Here are the places you can find me and my work around the ‘net:

Recently I have taken to writing notes for talks that I give and/or topics I am learning about. I do my best to include references and make them as clear as possible for my future self, should I need to go back to them. Hopefully they can help other people as well!

#### Brown Representability (pdf, github)

Notes for a talk I gave to my homological algebra course that built up to the results in Amnon Neeman’s The Grothendieck Duality Theorem via Bousfield’s Techniques and Brown Representability. Along the way we develop the notion of triangulated categories and of Brown Representability in its original context of (stable) homotopy theory. Eventually we show how Neeman recreated Brown’s original argument in the language of triangulated categories to establish important results regarding representability and adjointness of certain classes of functors.

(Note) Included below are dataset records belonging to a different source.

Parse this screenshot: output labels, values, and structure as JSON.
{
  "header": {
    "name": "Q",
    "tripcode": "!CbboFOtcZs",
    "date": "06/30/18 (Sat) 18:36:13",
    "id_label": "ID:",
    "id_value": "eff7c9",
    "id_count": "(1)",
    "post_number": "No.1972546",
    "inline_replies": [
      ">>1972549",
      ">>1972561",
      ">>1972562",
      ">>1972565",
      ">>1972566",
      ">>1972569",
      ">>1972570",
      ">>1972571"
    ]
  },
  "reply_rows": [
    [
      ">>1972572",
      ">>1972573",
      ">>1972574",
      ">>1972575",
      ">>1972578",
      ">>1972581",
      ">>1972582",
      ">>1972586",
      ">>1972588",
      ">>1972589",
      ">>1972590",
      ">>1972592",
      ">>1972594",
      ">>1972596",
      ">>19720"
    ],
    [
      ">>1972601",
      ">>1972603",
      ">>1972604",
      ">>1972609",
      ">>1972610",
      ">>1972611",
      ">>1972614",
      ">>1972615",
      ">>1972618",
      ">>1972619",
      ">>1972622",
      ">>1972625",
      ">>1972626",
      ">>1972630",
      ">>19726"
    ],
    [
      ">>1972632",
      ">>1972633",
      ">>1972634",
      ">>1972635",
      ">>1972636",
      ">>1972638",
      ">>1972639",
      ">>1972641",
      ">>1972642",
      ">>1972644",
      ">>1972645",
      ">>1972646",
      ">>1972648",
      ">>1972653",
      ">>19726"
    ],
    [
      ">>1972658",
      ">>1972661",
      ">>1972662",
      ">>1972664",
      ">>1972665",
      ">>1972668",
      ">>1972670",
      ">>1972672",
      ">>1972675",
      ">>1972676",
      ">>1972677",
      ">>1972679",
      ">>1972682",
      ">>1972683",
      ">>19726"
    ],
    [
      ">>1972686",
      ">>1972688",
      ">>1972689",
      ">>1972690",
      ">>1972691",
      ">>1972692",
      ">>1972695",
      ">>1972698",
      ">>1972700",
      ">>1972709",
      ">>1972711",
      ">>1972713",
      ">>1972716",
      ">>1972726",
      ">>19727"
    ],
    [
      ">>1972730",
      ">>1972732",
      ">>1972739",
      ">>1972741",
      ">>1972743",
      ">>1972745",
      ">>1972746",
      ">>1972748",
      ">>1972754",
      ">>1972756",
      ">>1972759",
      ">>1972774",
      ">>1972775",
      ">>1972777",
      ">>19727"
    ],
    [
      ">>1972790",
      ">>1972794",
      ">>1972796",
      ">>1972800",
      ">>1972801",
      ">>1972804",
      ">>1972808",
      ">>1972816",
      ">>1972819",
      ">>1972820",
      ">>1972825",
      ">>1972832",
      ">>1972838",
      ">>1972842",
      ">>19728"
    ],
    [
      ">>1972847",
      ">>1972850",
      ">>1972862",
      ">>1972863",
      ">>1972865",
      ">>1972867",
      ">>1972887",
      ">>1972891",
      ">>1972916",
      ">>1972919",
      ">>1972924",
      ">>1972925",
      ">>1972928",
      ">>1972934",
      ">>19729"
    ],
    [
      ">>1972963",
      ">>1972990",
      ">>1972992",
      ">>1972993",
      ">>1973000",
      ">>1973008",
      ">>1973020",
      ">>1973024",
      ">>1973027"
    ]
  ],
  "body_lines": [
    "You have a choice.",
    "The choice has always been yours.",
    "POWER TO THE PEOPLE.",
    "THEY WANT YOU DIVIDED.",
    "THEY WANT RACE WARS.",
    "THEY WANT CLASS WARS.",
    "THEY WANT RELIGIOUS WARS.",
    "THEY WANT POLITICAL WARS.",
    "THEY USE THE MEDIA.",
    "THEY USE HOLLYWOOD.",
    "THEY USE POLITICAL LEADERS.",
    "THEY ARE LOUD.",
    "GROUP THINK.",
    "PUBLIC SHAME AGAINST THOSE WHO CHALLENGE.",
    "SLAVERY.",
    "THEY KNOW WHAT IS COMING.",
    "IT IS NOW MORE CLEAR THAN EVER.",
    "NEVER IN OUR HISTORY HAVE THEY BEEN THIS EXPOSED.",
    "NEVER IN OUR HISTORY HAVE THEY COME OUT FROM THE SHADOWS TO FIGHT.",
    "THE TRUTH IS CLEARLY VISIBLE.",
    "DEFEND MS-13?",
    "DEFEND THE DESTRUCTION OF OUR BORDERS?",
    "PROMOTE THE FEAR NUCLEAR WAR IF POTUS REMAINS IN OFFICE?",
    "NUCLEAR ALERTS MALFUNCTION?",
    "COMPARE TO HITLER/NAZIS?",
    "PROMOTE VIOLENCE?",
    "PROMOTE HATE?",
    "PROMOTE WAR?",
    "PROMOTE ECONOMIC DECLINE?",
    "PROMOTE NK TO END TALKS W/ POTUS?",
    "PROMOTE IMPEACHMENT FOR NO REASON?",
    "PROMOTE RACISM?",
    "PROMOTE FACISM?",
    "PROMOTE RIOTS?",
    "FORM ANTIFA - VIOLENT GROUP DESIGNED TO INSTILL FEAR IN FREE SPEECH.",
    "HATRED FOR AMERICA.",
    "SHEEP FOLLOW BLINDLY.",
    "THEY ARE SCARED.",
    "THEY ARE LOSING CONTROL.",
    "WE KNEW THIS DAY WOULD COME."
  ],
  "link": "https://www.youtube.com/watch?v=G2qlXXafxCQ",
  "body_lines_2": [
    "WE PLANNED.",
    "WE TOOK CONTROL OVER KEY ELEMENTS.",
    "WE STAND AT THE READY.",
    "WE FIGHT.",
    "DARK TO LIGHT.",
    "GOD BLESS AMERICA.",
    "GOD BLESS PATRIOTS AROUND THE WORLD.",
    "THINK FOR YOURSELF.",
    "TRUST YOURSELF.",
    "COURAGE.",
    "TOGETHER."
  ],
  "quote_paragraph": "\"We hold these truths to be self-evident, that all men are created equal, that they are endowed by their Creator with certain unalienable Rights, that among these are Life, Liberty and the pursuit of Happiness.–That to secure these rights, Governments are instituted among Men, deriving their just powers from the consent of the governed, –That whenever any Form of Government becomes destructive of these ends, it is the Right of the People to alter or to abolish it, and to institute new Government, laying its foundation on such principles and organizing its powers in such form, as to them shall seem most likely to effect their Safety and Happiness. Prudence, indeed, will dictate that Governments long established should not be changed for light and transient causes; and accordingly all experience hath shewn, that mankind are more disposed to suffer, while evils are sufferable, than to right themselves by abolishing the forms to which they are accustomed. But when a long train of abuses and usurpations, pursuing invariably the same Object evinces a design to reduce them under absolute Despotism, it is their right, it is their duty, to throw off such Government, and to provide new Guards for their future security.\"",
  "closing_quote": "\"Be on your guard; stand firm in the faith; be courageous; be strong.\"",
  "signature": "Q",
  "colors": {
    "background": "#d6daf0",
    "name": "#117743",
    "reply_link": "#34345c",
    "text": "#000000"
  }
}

#### Notes on the Grassmannian (pdf, github)

I was asked to participate in a reading group on the Grassmannian. My role was to describe the construction via smooth manifold theory of the Grassmannian as a quotient of $\mathrm{GL}_n$. After motivating how we endow this set with a topology and smooth structure, I finish the discussion with a quick argument that this manifold is compact.

Along the way, I discovered that there had been a significant amount of work into recovering this classical geometric objects in the world of noncommutative algebraic geometry. Thus I dedicated the second half of my research to a paper of Taft and Towber in which they use the natural action of $\mathrm{GL}(n)$ on $\operatorname{Gr}(k,n)$ and the quantized $\mathrm{GL}_q(n)$ to construct a comodule which plays the role of a $q$-analog of $\operatorname{Gr}(k,n).$

#### Schur Duality and Strict Polynomial Functors (pdf, github, slides)

This is the paper I prepared for my general exam (and subsequent masters degree). I began from the foundational work of Schur in his 1901 thesis on the representations of the group $\mathrm{GL}_n(k)$ and his discovery of the connection to representations of the symmetric group $S_r$ via the so-called Schur-Weyl functor.

From there, we generalize this theory to a statement about (polynomial) representations of the (affine) group scheme $\mathrm{GL}_n$ over an arbitrary infinite field and show how this representation theory is properly encoded in terms of the representations of Schur algebras $S(n,r)$. We then discuss strict polynomial functors developed by Friedlander & Suslin as well as Krause and Aquilino & Reischuk. We catalog their efforts towards establishing that the Schur-Weyl functor is monoidal under an appropriate monoidal structure on strict polynomial functors developed by Krause.

Finally we turn towards techniques of analyzing the representation theory of algebras and sketch a possible program for analyzing the structure of the bounded derived category $D^b(S(p,p))$ for a prime $p$ over a field of characteristic $p$.